In 1934, Father McNabb likewise saw the pitiful spread of temporal “power without grace”–that is, without divine grace. After first commenting on “the fate of children” (76) and thus on the ill fruits of an increasingly-resorted-to secular principle of disorder—namely, “it is immoral for a man and woman to remain together [in marriage and thus in the full rearing of their children] when they have [purportedly] ceased to love each other” (76—my emphasis added)—he speaks of another peril to the family:
The third danger to family life springs from the modern rejection of obedience to authority [to include the authority of the father]. This rejection begins by disobedience to the authority of God [thus also to the Rights of God abiding]. But, as all lawful authority is, as such, of divine right, the rejection of divine authority tends to dissolve the claims and rights of all authority. In this welter of might without right such fundamental rights as that of the parent and the family [as a unit] tend to be set aside as belated [outmoded] or suppressed as harmful. (76—my emphasis added)
Such interrelated matters are part of “the threatened social avalanche” (76) that was seemingly accumulating, and thus “of deep concern” (76) to Father McNabb five years before the outbreak of World War II.

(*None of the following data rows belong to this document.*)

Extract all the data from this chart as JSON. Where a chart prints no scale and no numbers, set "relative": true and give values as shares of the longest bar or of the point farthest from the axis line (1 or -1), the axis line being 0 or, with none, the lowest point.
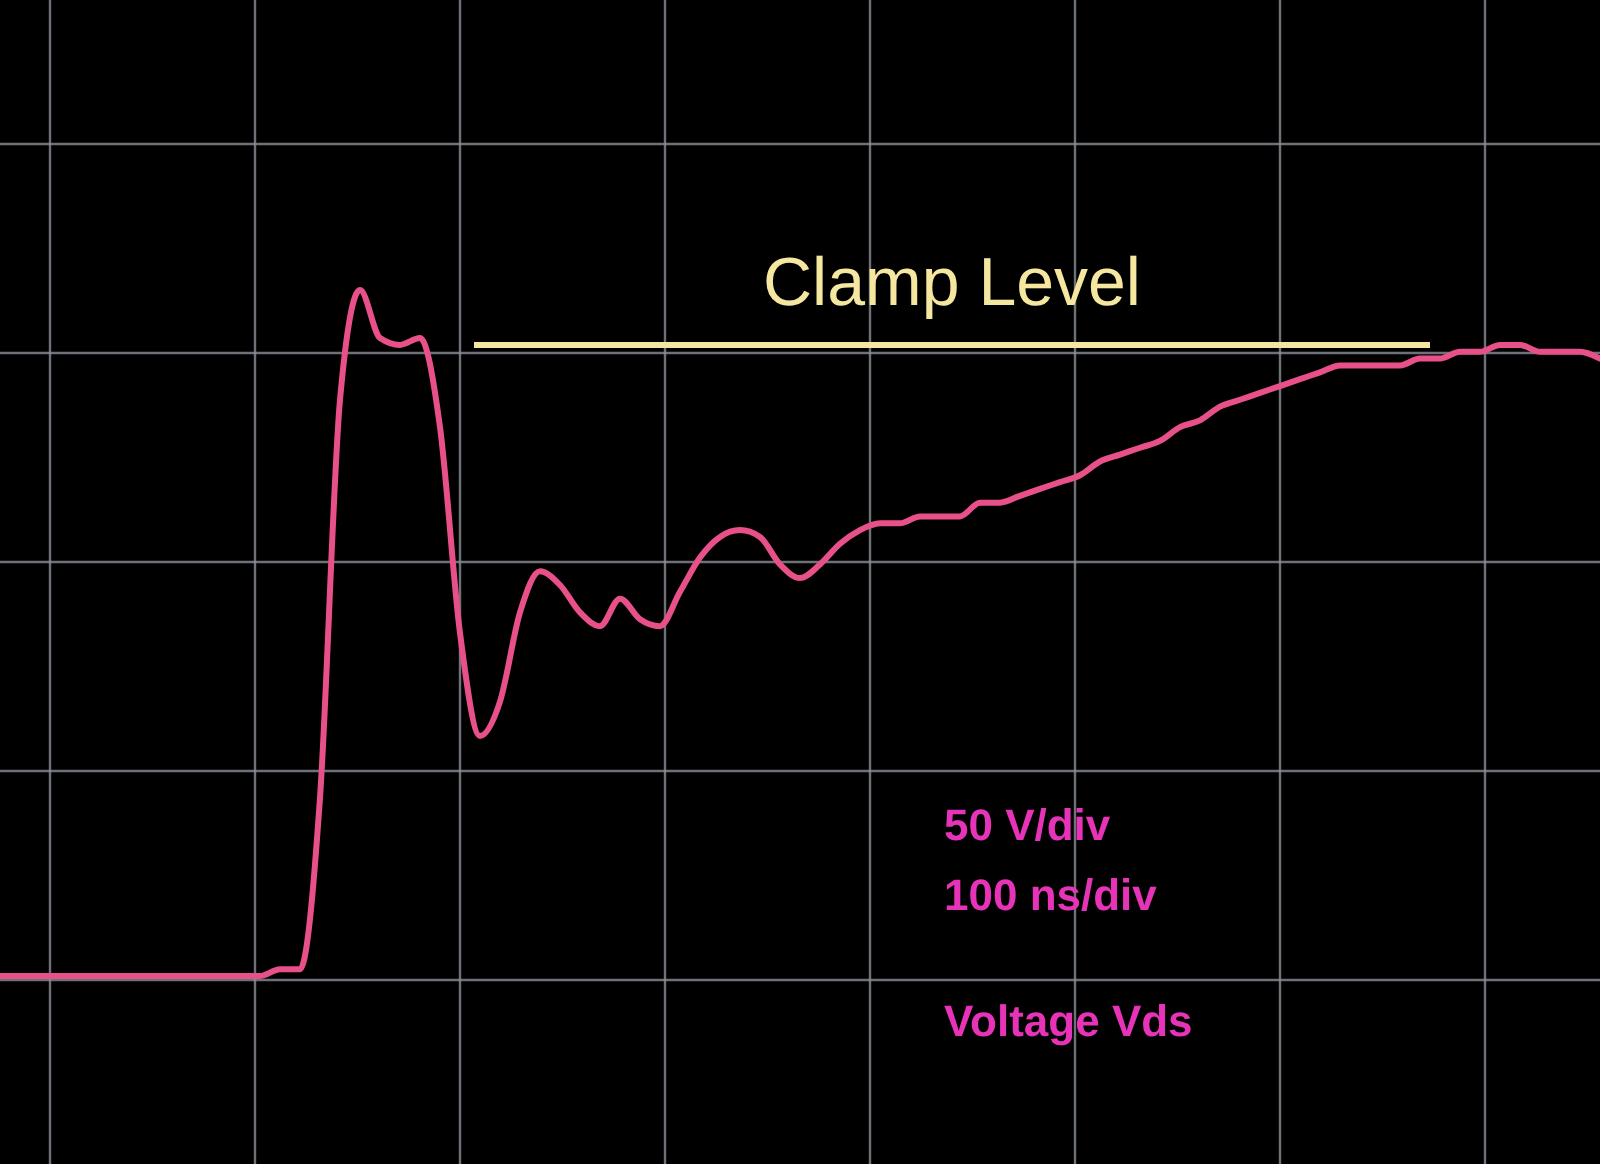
{
  "chart_data": {
    "type": "line",
    "relative": true,
    "grid": true,
    "categories": [
      null,
      null,
      null,
      null,
      null,
      null,
      null,
      null,
      null,
      null,
      null,
      null,
      null,
      null,
      null,
      null,
      null,
      null,
      null,
      null,
      null,
      null,
      null,
      null,
      null,
      null,
      null,
      null,
      null,
      null,
      null,
      null,
      null,
      null,
      null,
      null,
      null,
      null,
      null,
      null,
      null,
      null,
      null,
      null,
      null,
      null,
      null,
      null,
      null,
      null,
      null,
      null,
      null,
      null,
      null,
      null,
      null,
      null,
      null,
      null,
      null,
      null,
      null,
      null,
      null,
      null,
      null,
      null,
      null,
      null,
      null,
      null,
      null,
      null,
      null,
      null,
      null,
      null,
      null,
      null,
      null
    ],
    "series": [
      {
        "color": "#e8508a",
        "values": [
          0,
          0,
          0,
          0,
          0,
          0,
          0,
          0,
          0,
          0,
          0,
          0,
          0,
          0,
          0.01,
          0.01,
          0.26,
          0.84,
          1,
          0.93,
          0.92,
          0.93,
          0.8,
          0.5,
          0.35,
          0.4,
          0.53,
          0.59,
          0.57,
          0.53,
          0.51,
          0.55,
          0.52,
          0.51,
          0.56,
          0.61,
          0.64,
          0.65,
          0.64,
          0.6,
          0.58,
          0.6,
          0.63,
          0.65,
          0.66,
          0.66,
          0.67,
          0.67,
          0.67,
          0.69,
          0.69,
          0.7,
          0.71,
          0.72,
          0.73,
          0.75,
          0.76,
          0.77,
          0.78,
          0.8,
          0.81,
          0.83,
          0.84,
          0.85,
          0.86,
          0.87,
          0.88,
          0.89,
          0.89,
          0.89,
          0.89,
          0.9,
          0.9,
          0.91,
          0.91,
          0.92,
          0.92,
          0.91,
          0.91,
          0.91,
          0.9
        ]
      }
    ],
    "ref_lines": [
      {
        "axis": "y",
        "value": 0.92,
        "label": "Clamp Level",
        "color": "#f5e6a0"
      }
    ],
    "annotations": [
      "50 V/div",
      "100 ns/div",
      "Voltage Vds"
    ]
  }
}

Five years after the end of World War II, Evelyn Waugh had another insight about that then-actual “social avalanche.” For, like Father McNabb (1868-1943), Waugh knew that Christ was being hunted even at His birth and also soon thereafter. Other Holy Innocents were likewise altogether threatened. For, in a prior and deceitful “deadly exchange” with the graceless and cruel power of Herod (“Crudelis Herodes”) “there began that unended war of mobs and magistrates against the innocent!” (223—my emphasis added)
Almost seventy years after those heartfelt words from Evelyn Waugh, that war is still “unended.” The attacks on innocence and purity have now even increased. The amount and intensity of crude and cruel “power without grace” have also seemed to have increased. Yet, for the Loyal Faithful, wherever evil abounds, indispensable Divine Grace superabounds and we are to co-operate.
In one of his 416 A.D. sermons against the Pelagians (Sermo 169, 13—PL 38, 923), Saint Augustine of Hippo effectively said that God created us without our co-operation, but He will not save us without our co-operation. That is to say, without our free consent.
–Finis–
© 2019 Robert D. Hickson
1Father Vincent McNabb, O.P., Chapter 5 of Flee to the Fields (Norfolk, Virginia: IHS Press, 2003), p. 76—my emphasis added. This is a new addition of the original 1934 book, Flee to the Fields: The Founding Papers of the Catholic Land Movement, which also preserves Hilaire Belloc’s original 4-page Preface, which is now on pages 15-18. All further references to this book will be placed above in parentheses.
2Evelyn Waugh, Helena (Boston: Little, Brown and Company, 1950). All further references to this book will be placed above in parentheses.